15Und darum ist er der Mittler eines neuen Bundes; sein Tod hat die Erlösung von den im ersten Bund begangenen Übertretungen bewirkt, damit die Berufenen das verheißene ewige Erbe erhalten.
EVANGELIUM | Mk 14, 12-16.22-26 |
12Am ersten Tag des Festes der Ungesäuerten Brote, an dem man das Paschalamm schlachtete, sagten die Jünger zu Jesus: Wo sollen wir das Paschamahl für dich vorbereiten?
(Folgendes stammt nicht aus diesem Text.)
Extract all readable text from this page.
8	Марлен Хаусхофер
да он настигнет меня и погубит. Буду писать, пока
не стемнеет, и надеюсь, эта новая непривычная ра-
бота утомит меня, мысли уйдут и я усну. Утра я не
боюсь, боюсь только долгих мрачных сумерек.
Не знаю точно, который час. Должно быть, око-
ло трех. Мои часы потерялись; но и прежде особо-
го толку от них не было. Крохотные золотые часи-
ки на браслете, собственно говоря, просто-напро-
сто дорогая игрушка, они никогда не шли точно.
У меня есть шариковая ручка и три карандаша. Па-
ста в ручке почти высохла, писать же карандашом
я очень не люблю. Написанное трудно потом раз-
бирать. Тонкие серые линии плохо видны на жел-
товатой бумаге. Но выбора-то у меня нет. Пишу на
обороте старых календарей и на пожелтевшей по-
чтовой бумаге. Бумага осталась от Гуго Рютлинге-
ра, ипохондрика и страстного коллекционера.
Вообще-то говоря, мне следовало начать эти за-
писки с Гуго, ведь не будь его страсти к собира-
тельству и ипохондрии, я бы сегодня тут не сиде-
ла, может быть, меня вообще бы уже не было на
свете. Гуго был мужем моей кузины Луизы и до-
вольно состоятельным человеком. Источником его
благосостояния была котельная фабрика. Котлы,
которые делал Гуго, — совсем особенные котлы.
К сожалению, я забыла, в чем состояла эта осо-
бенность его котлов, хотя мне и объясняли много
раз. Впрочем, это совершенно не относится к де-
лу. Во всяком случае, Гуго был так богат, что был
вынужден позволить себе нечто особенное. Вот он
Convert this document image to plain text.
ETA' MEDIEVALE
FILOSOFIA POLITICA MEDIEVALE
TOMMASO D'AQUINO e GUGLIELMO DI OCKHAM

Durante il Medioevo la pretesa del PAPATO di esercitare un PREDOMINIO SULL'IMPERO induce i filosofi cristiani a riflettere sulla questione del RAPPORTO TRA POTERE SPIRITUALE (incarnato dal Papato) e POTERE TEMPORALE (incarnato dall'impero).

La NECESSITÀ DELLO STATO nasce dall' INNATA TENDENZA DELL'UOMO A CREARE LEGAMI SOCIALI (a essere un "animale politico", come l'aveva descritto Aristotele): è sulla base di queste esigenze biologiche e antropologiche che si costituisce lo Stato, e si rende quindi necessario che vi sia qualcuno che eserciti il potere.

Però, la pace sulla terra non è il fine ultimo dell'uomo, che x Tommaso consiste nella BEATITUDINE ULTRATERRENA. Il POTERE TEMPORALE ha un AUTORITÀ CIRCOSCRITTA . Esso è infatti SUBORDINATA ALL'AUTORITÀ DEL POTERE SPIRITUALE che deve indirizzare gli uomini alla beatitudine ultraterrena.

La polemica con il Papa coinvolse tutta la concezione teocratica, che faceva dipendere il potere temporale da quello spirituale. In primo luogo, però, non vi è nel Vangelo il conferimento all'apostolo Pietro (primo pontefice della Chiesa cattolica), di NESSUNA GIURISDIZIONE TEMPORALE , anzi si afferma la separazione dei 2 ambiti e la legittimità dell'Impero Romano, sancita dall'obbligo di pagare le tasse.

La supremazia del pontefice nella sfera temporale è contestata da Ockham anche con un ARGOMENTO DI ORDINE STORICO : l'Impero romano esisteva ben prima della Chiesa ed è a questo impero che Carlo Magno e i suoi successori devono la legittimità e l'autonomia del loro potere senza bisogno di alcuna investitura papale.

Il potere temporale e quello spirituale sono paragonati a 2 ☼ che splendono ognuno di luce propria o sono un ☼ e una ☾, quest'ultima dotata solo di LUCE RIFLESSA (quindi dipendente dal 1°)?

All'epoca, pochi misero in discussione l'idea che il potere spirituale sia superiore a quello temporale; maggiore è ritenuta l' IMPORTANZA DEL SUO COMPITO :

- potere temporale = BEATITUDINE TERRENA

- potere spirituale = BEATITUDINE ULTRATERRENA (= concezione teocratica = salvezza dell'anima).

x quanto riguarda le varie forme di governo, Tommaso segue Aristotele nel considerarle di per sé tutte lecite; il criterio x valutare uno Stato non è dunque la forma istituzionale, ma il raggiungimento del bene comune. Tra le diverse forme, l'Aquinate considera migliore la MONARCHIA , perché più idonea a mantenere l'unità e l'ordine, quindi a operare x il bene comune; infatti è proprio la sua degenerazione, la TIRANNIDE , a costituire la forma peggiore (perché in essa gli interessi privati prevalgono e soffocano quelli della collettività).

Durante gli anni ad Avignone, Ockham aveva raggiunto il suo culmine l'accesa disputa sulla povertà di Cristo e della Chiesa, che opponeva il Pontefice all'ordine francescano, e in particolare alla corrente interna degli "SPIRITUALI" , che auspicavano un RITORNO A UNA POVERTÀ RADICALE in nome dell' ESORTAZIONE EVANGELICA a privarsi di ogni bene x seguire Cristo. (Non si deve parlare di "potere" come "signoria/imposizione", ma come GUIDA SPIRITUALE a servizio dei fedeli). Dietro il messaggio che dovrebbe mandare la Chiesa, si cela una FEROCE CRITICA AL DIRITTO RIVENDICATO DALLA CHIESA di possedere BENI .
13Da schickte er zwei seiner Jünger voraus und sagte zu ihnen: Geht in die Stadt; dort wird euch ein Mann begegnen, der einen Wasserkrug trägt. Folgt ihm,
14bis er in ein Haus hineingeht; dann sagt zu dem Herrn des Hauses: Der Meister lässt dich fragen: Wo ist der Raum, in dem ich mit meinen Jüngern das Paschalamm essen kann?
15Und der Hausherr wird euch einen großen Raum im Obergeschoss zeigen, der schon für das Festmahl hergerichtet und mit Polstern ausgestattet ist. Dort bereitet alles für uns vor!
16Die Jünger machten sich auf den Weg und kamen in die Stadt. Sie fanden alles so, wie er es ihnen gesagt hatte, und bereiteten das Paschamahl vor.
17Als es Abend wurde, kam Jesus mit den Zwölf.
18Während sie nun bei Tisch waren und aßen, sagte er: Amen, ich sage euch: Einer von euch wird mich verraten und ausliefern, einer von denen, die zusammen mit mir essen.
19Da wurden sie traurig, und einer nach dem andern fragte ihn: Doch nicht etwa ich?
20Er sagte zu ihnen: Einer von euch Zwölf, der mit mir aus derselben Schüssel isst.
21Der Menschensohn muss zwar seinen Weg gehen, wie die Schrift über ihn sagt. Doch weh dem Menschen, durch den der Menschensohn verraten wird. Für ihn wäre es besser, wenn er nie geboren wäre.
22Während des Mahls nahm er das Brot und sprach den Lobpreis; dann brach er das Brot, reichte es ihnen und sagte: Nehmt, das ist mein Leib.
23Dann nahm er den Kelch, sprach das Dankgebet, reichte ihn den Jüngern, und sie tranken alle daraus.
24Und er sagte zu ihnen: Das ist mein Blut, das Blut des Bundes, das für viele vergossen wird.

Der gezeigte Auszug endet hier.